None of the three actually predicted that Republicans would gain the 40 seats that they need for a majority, but all three held out hope that that’s possible. It isn’t. ...
Yes, Republicans have plenty of opportunities in good districts following their loss of 53 House seats over the past two cycles. And yes, there are signs that the Republican hemorrhage has stopped and even possibly that the party’s fortunes have begun to reverse course.
But there are no signs of a dramatic rebound for the party, and the chance of Republicans winning control of either chamber in the 2010 midterm elections is zero. Not “close to zero.” Not “slight” or “small.” Zero.

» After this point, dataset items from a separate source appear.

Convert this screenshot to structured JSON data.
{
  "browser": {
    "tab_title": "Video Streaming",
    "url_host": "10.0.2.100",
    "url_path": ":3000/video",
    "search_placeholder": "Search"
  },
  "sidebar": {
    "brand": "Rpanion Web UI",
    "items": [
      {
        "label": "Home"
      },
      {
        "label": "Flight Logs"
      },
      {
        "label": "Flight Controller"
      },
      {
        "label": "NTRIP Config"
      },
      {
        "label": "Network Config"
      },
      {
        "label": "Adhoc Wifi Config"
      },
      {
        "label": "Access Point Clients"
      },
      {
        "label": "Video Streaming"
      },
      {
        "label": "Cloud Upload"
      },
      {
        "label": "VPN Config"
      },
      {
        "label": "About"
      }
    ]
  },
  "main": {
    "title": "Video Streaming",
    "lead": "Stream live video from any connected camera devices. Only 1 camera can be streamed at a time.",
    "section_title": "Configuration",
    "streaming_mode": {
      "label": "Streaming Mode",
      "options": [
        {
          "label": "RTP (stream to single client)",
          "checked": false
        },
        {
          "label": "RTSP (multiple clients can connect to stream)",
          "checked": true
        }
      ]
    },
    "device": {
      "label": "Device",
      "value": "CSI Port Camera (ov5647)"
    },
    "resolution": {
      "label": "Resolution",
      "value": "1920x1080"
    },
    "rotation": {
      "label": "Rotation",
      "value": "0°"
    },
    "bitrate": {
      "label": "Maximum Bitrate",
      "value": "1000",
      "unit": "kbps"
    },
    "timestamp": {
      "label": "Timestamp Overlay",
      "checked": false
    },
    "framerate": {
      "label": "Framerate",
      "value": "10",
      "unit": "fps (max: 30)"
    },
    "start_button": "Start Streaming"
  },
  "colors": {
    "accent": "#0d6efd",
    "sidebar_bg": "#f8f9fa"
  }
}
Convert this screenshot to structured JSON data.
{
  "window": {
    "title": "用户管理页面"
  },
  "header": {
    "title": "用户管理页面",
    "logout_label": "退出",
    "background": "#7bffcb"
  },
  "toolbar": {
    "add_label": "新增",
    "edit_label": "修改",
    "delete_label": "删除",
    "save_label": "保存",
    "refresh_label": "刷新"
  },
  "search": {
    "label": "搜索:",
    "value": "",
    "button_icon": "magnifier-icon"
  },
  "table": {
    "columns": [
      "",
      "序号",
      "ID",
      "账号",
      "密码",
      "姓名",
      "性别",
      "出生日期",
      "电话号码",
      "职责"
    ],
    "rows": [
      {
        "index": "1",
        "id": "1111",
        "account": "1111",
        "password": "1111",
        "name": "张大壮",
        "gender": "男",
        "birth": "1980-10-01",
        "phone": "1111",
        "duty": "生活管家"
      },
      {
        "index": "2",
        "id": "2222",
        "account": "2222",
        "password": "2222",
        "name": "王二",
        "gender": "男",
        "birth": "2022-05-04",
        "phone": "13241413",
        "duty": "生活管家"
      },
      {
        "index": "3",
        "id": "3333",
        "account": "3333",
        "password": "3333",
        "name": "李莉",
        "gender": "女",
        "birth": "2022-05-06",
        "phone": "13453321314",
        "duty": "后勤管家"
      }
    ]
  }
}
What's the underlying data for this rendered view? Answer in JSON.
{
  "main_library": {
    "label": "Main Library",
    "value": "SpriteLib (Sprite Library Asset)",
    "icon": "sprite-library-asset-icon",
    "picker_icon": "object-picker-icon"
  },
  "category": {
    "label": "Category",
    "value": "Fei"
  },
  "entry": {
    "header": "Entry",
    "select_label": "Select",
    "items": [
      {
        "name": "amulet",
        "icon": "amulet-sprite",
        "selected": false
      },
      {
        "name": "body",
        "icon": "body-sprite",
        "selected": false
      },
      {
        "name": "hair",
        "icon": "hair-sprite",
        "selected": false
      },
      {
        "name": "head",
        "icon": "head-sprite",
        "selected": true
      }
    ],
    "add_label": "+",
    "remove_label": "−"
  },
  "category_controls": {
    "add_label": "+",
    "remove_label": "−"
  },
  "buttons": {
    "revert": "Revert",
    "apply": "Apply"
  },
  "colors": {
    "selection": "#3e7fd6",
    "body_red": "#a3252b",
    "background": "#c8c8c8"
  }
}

Where am I going with this? People are myopic, and political pundits are no exception. They tend to project the most recent trend as a straight line, and fail to anticipate future changes. All the talk today is about Democratic over-reach and the center-right electorate. But there are plenty of reasons Democrats can snap back.
One is the youth vote. As I wrote Tuesday night, the failure of the young to turn out transformed the composition of the electorate. In 2008, voters under 30 outnumbered voters over 65. Tuesday, voters over 65 more than doubled voters under 30.
The tendency of young voters to vote sporadically, and skip midterm elections, never mattered that much before because age has rarely been a salient partisan characteristic. What's new is a very liberal young generation. The bad news for Democrats is that their reliance on the young makes them especially vulnerable in midterm elections. The good news is that time is on their side.
Second, the Latino vote. The Republican Party may have a collective long-term interest in courting Hispanics. But the individual short-term interest of Republican politicians is demonizing them. Pete Wilson in California made Latinos a solid Democratic constituency. And now right-wingers in Arizona and Nevada are doing the same:
Reid got an amazing 90% of the state's 12% Hispanic voters, according to exit polls; Sharron Angle got just 8%.
And as Democrats talk today of a "Western Firewall," the trend that stands out is the disastrous Republican collapse among Hispanic voters. Hispanics make up over a third of the California electorate, and Meg Whitman's dismal peformance -- she got just 31% of the vote -- gave Jerry Brown his margin. Carly Fiorina got just 28%.
And Hispanic candidates out West didn't make much difference for Republicans. Brian Sandoval did better than Angle, but wound up with a mere 33% of the Hispanic vote in Nevada. Similar stats for New Mexico aren't available, but regional patterns suggest that Susanna Martinez didn't break the trend.
Latinos are also a growing share of the electorate. In the short run, a heavily white and disproportionately old electorate gave the GOP a huge victory. Over time, though, the demographic basis of that coalition is shriveling.
Of course, in the medium run it's possible we're headed for a Japanese-style lost decade which will result in reaction, xenophobia, and political dysfunction culminating in a final collapse under the Palin presidency. Wait, forget I said that.